Fortran 2003 derived types in accelerator region


I am trying to gpu-accelerate a large CFD code using acc directives (PGI 12.10 compiler). The code is written in Fortran 2003, and makes extensive use of derived types including allocatable arrays within derived types (which do not seem to be supported inside accelerator regions). I found an earlier post on this forum ( stating that support for allocatables inside derived types was being considered / worked on–I was wondering if and how soon this feature might be incorporated into the compiler?

An example of the type of loop I need to run is shown below.

    do k = 1, k_cells
      do j = 1, j_cells
        do i = 1, i_cells
          a = speed_of_sound( sblock%p(i,j,k), sblock%rho(i,j,k) )

          x_n = half*(grid_vars%xi_n(:,i,j,k) + grid_vars%xi_n(:,i+1,j,k))
          y_n = half*(grid_vars%eta_n(:,i,j,k) + grid_vars%eta_n(:,i,j+1,k))
          z_n = half*(grid_vars%zeta_n(:,i,j,k) + grid_vars%zeta_n(:,i,j,k+1))

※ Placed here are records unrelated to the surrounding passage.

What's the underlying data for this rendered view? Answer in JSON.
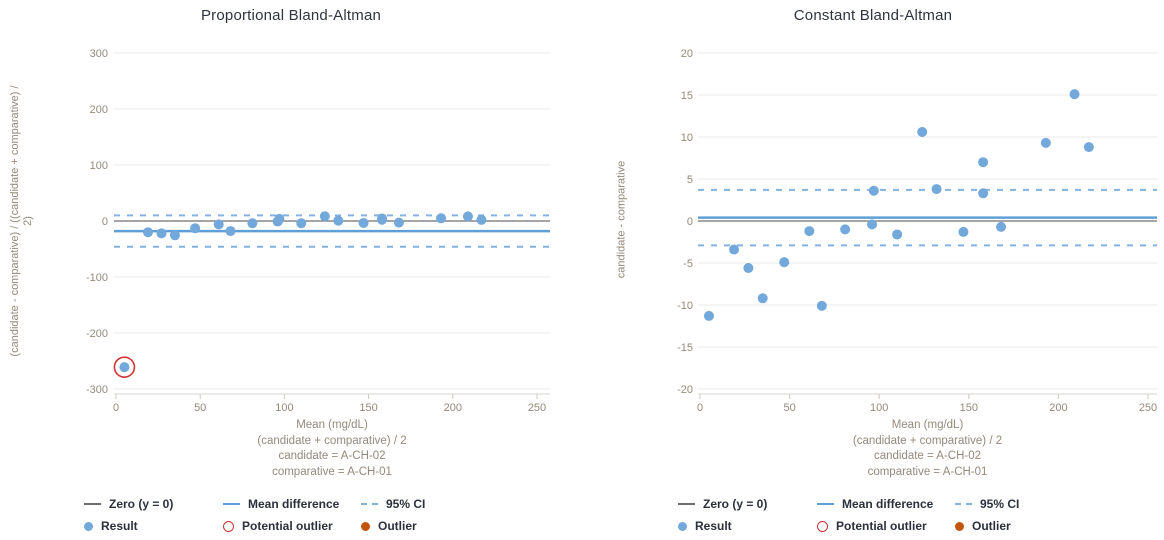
{
  "colors": {
    "title": "#303440",
    "axis_text": "#94897b",
    "grid": "#e8e8e8",
    "axis_line": "#d8d5d0",
    "tick_mark": "#ccc8c2",
    "zero_line": "#6f6f6f",
    "mean_line": "#5f9fd8",
    "ci_line": "#82b3e3",
    "point_fill": "#73a8db",
    "potential_outlier_ring": "#d03434",
    "outlier_fill": "#c2540c",
    "legend_text": "#2b303c"
  },
  "legend": {
    "items": [
      {
        "label": "Zero (y = 0)",
        "swatch": "gray-solid-line"
      },
      {
        "label": "Mean difference",
        "swatch": "blue-solid-line"
      },
      {
        "label": "95% CI",
        "swatch": "blue-dashed-line"
      },
      {
        "label": "Result",
        "swatch": "blue-dot"
      },
      {
        "label": "Potential outlier",
        "swatch": "red-open-circle"
      },
      {
        "label": "Outlier",
        "swatch": "orange-dot"
      }
    ]
  },
  "chart_data": [
    {
      "type": "scatter",
      "title": "Proportional Bland-Altman",
      "ylabel": "(candidate - comparative) / ((candidate + comparative) / 2)",
      "ylabel_lines": [
        "(candidate - comparative) / ((candidate + comparative) /",
        "2)"
      ],
      "xlabel_lines": [
        "Mean (mg/dL)",
        "(candidate + comparative) / 2",
        "candidate = A-CH-02",
        "comparative = A-CH-01"
      ],
      "xlim": [
        0,
        250
      ],
      "ylim": [
        -300,
        300
      ],
      "xticks": [
        0,
        50,
        100,
        150,
        200,
        250
      ],
      "yticks": [
        300,
        200,
        100,
        0,
        -100,
        -200,
        -300
      ],
      "grid": "horizontal",
      "legend_position": "bottom",
      "zero_line": 0,
      "mean_difference": -18,
      "ci_95": [
        10,
        -46
      ],
      "x": [
        5,
        19,
        27,
        35,
        47,
        61,
        68,
        81,
        96,
        97,
        110,
        124,
        132,
        147,
        158,
        158,
        168,
        193,
        209,
        217
      ],
      "y": [
        -261,
        -20,
        -22,
        -25.5,
        -13,
        -6,
        -18,
        -4,
        -1,
        3.7,
        -4,
        8.5,
        0.5,
        -3.5,
        2.2,
        4.4,
        -2.9,
        4.8,
        8.3,
        2
      ],
      "potential_outlier_indices": [
        0
      ],
      "outlier_indices": []
    },
    {
      "type": "scatter",
      "title": "Constant Bland-Altman",
      "ylabel": "candidate - comparative",
      "ylabel_lines": [
        "candidate - comparative"
      ],
      "xlabel_lines": [
        "Mean (mg/dL)",
        "(candidate + comparative) / 2",
        "candidate = A-CH-02",
        "comparative = A-CH-01"
      ],
      "xlim": [
        0,
        250
      ],
      "ylim": [
        -20,
        20
      ],
      "xticks": [
        0,
        50,
        100,
        150,
        200,
        250
      ],
      "yticks": [
        20,
        15,
        10,
        5,
        0,
        -5,
        -10,
        -15,
        -20
      ],
      "grid": "horizontal",
      "legend_position": "bottom",
      "zero_line": 0,
      "mean_difference": 0.4,
      "ci_95": [
        3.7,
        -2.9
      ],
      "x": [
        5,
        19,
        27,
        35,
        47,
        61,
        68,
        81,
        96,
        97,
        110,
        124,
        132,
        147,
        158,
        158,
        168,
        193,
        209,
        217
      ],
      "y": [
        -11.3,
        -3.4,
        -5.6,
        -9.2,
        -4.9,
        -1.2,
        -10.1,
        -1.0,
        -0.4,
        3.6,
        -1.6,
        10.6,
        3.8,
        -1.3,
        3.3,
        7.0,
        -0.7,
        9.3,
        15.1,
        8.8
      ],
      "potential_outlier_indices": [],
      "outlier_indices": []
    }
  ]
}
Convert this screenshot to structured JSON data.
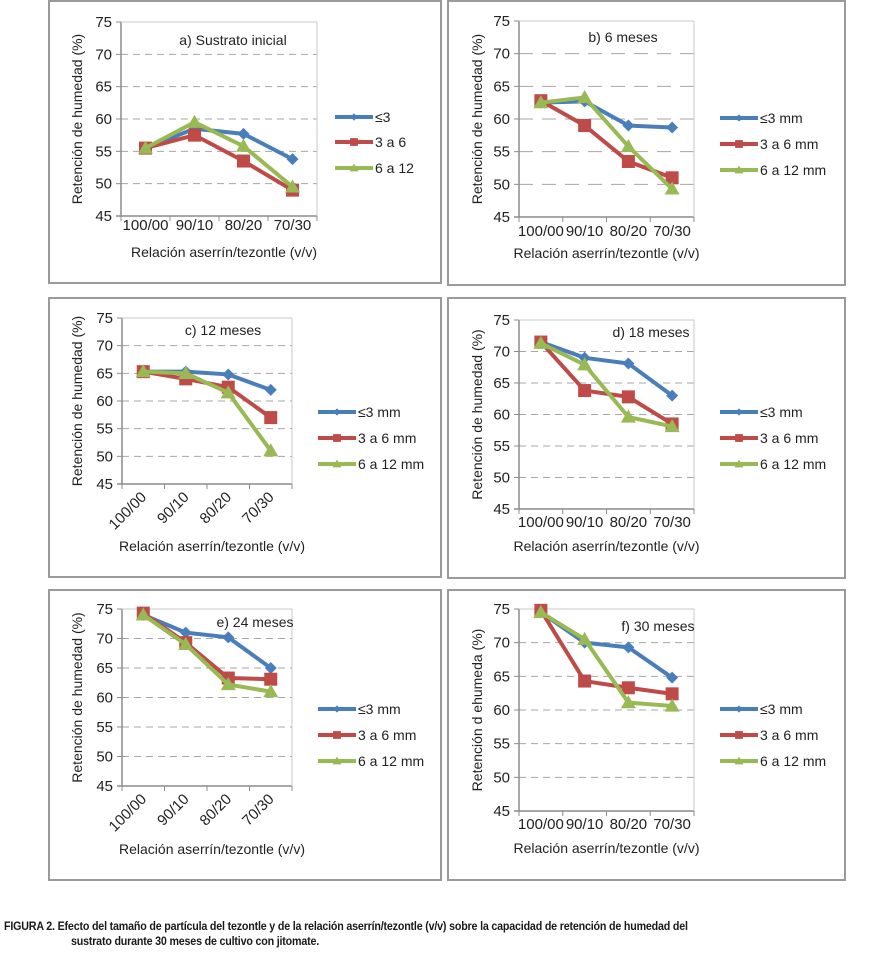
{
  "figure_caption": {
    "label": "FIGURA 2.",
    "line1": "Efecto del tamaño de partícula del tezontle y de la relación aserrín/tezontle (v/v) sobre la capacidad de retención de humedad del",
    "line2": "sustrato durante 30 meses  de cultivo con jitomate."
  },
  "colors": {
    "series1": "#4a7ebb",
    "series2": "#be4b48",
    "series3": "#98b954",
    "grid": "#a6a6a6",
    "axis": "#8c8c8c"
  },
  "chart_data": [
    {
      "id": "a",
      "type": "line",
      "title": "a) Sustrato inicial",
      "xlabel": "Relación aserrín/tezontle (v/v)",
      "ylabel": "Retención de humedad (%)",
      "categories": [
        "100/00",
        "90/10",
        "80/20",
        "70/30"
      ],
      "ylim": [
        45,
        75
      ],
      "yticks": [
        "45",
        "50",
        "55",
        "60",
        "65",
        "70",
        "75"
      ],
      "grid": true,
      "legend": "right",
      "rotated_xticks": false,
      "series": [
        {
          "name": "≤3",
          "marker": "diamond",
          "values": [
            55.5,
            58.5,
            57.7,
            53.8
          ]
        },
        {
          "name": "3 a 6",
          "marker": "square",
          "values": [
            55.5,
            57.5,
            53.5,
            49.0
          ]
        },
        {
          "name": "6 a 12",
          "marker": "triangle",
          "values": [
            55.5,
            59.5,
            55.8,
            49.5
          ]
        }
      ]
    },
    {
      "id": "b",
      "type": "line",
      "title": "b) 6 meses",
      "xlabel": "Relación aserrín/tezontle (v/v)",
      "ylabel": "Retención de humedad (%)",
      "categories": [
        "100/00",
        "90/10",
        "80/20",
        "70/30"
      ],
      "ylim": [
        45,
        75
      ],
      "yticks": [
        "45",
        "50",
        "55",
        "60",
        "65",
        "70",
        "75"
      ],
      "grid": true,
      "legend": "right",
      "rotated_xticks": false,
      "series": [
        {
          "name": "≤3 mm",
          "marker": "diamond",
          "values": [
            62.5,
            62.7,
            59.0,
            58.7
          ]
        },
        {
          "name": "3 a 6 mm",
          "marker": "square",
          "values": [
            62.8,
            59.0,
            53.5,
            51.0
          ]
        },
        {
          "name": "6 a 12 mm",
          "marker": "triangle",
          "values": [
            62.5,
            63.3,
            55.8,
            49.3
          ]
        }
      ]
    },
    {
      "id": "c",
      "type": "line",
      "title": "c) 12 meses",
      "xlabel": "Relación aserrín/tezontle (v/v)",
      "ylabel": "Retención de humedad (%)",
      "categories": [
        "100/00",
        "90/10",
        "80/20",
        "70/30"
      ],
      "ylim": [
        45,
        75
      ],
      "yticks": [
        "45",
        "50",
        "55",
        "60",
        "65",
        "70",
        "75"
      ],
      "grid": true,
      "legend": "right",
      "rotated_xticks": true,
      "series": [
        {
          "name": "≤3 mm",
          "marker": "diamond",
          "values": [
            65.3,
            65.3,
            64.8,
            62.0
          ]
        },
        {
          "name": "3 a 6 mm",
          "marker": "square",
          "values": [
            65.3,
            64.0,
            62.5,
            57.0
          ]
        },
        {
          "name": "6 a 12 mm",
          "marker": "triangle",
          "values": [
            65.3,
            65.0,
            61.5,
            51.0
          ]
        }
      ]
    },
    {
      "id": "d",
      "type": "line",
      "title": "d) 18 meses",
      "xlabel": "Relación aserrín/tezontle (v/v)",
      "ylabel": "Retención de humedad (%)",
      "categories": [
        "100/00",
        "90/10",
        "80/20",
        "70/30"
      ],
      "ylim": [
        45,
        75
      ],
      "yticks": [
        "45",
        "50",
        "55",
        "60",
        "65",
        "70",
        "75"
      ],
      "grid": true,
      "legend": "right",
      "rotated_xticks": false,
      "series": [
        {
          "name": "≤3 mm",
          "marker": "diamond",
          "values": [
            71.5,
            69.0,
            68.1,
            63.0
          ]
        },
        {
          "name": "3 a 6 mm",
          "marker": "square",
          "values": [
            71.5,
            63.8,
            62.8,
            58.5
          ]
        },
        {
          "name": "6 a 12 mm",
          "marker": "triangle",
          "values": [
            71.3,
            67.9,
            59.6,
            58.1
          ]
        }
      ]
    },
    {
      "id": "e",
      "type": "line",
      "title": "e) 24 meses",
      "xlabel": "Relación aserrín/tezontle (v/v)",
      "ylabel": "Retención de humedad (%)",
      "categories": [
        "100/00",
        "90/10",
        "80/20",
        "70/30"
      ],
      "ylim": [
        45,
        75
      ],
      "yticks": [
        "45",
        "50",
        "55",
        "60",
        "65",
        "70",
        "75"
      ],
      "grid": true,
      "legend": "right",
      "rotated_xticks": true,
      "series": [
        {
          "name": "≤3 mm",
          "marker": "diamond",
          "values": [
            74.0,
            71.0,
            70.2,
            65.0
          ]
        },
        {
          "name": "3 a 6 mm",
          "marker": "square",
          "values": [
            74.3,
            69.3,
            63.3,
            63.1
          ]
        },
        {
          "name": "6 a 12 mm",
          "marker": "triangle",
          "values": [
            74.0,
            69.0,
            62.2,
            61.0
          ]
        }
      ]
    },
    {
      "id": "f",
      "type": "line",
      "title": "f) 30 meses",
      "xlabel": "Relación aserrín/tezontle (v/v)",
      "ylabel": "Retención d ehumeda (%)",
      "categories": [
        "100/00",
        "90/10",
        "80/20",
        "70/30"
      ],
      "ylim": [
        45,
        75
      ],
      "yticks": [
        "45",
        "50",
        "55",
        "60",
        "65",
        "70",
        "75"
      ],
      "grid": true,
      "legend": "right",
      "rotated_xticks": false,
      "series": [
        {
          "name": "≤3 mm",
          "marker": "diamond",
          "values": [
            74.5,
            70.0,
            69.3,
            64.8
          ]
        },
        {
          "name": "3 a 6 mm",
          "marker": "square",
          "values": [
            74.8,
            64.3,
            63.3,
            62.4
          ]
        },
        {
          "name": "6 a 12 mm",
          "marker": "triangle",
          "values": [
            74.5,
            70.5,
            61.1,
            60.6
          ]
        }
      ]
    }
  ]
}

          x_face_area = half *                                                 &
            ( grid_vars%xi_area(i,j,k) + grid_vars%xi_area(i+1,j,k) )
          y_face_area = half *                                                 &
            ( grid_vars%eta_area(i,j,k) + grid_vars%eta_area(i,j+1,k) )
          z_face_area = half *                                                 &
            ( grid_vars%zeta_area(i,j,k) + grid_vars%zeta_area(i,j,k+1) )

          sblock%dt(i,j,k) = CFL * grid_vars%volume(i,j,j) /                   &
            ( (abs(dot_product(sblock%vel(:,i,j,k), x_n)) + a)*x_face_area +   &
              (abs(dot_product(sblock%vel(:,i,j,k), y_n)) + a)*y_face_area +   &
              (abs(dot_product(sblock%vel(:,i,j,k), z_n)) + a)*z_face_area )

          sblock%dt_min = min(sblock%dt_min, sblock%dt(i,j,k))

        end do
      end do
    end do

If statements such as grid_vars%xi_area(i,j,k) are not likely to be supported in acc regions soon, I will probably be looking at a significant refactor.

Thank you,

Hi 64ext,

Unfortunately no progress has been made of this one. It’s proven to be extremely difficult to implement on an accelerator.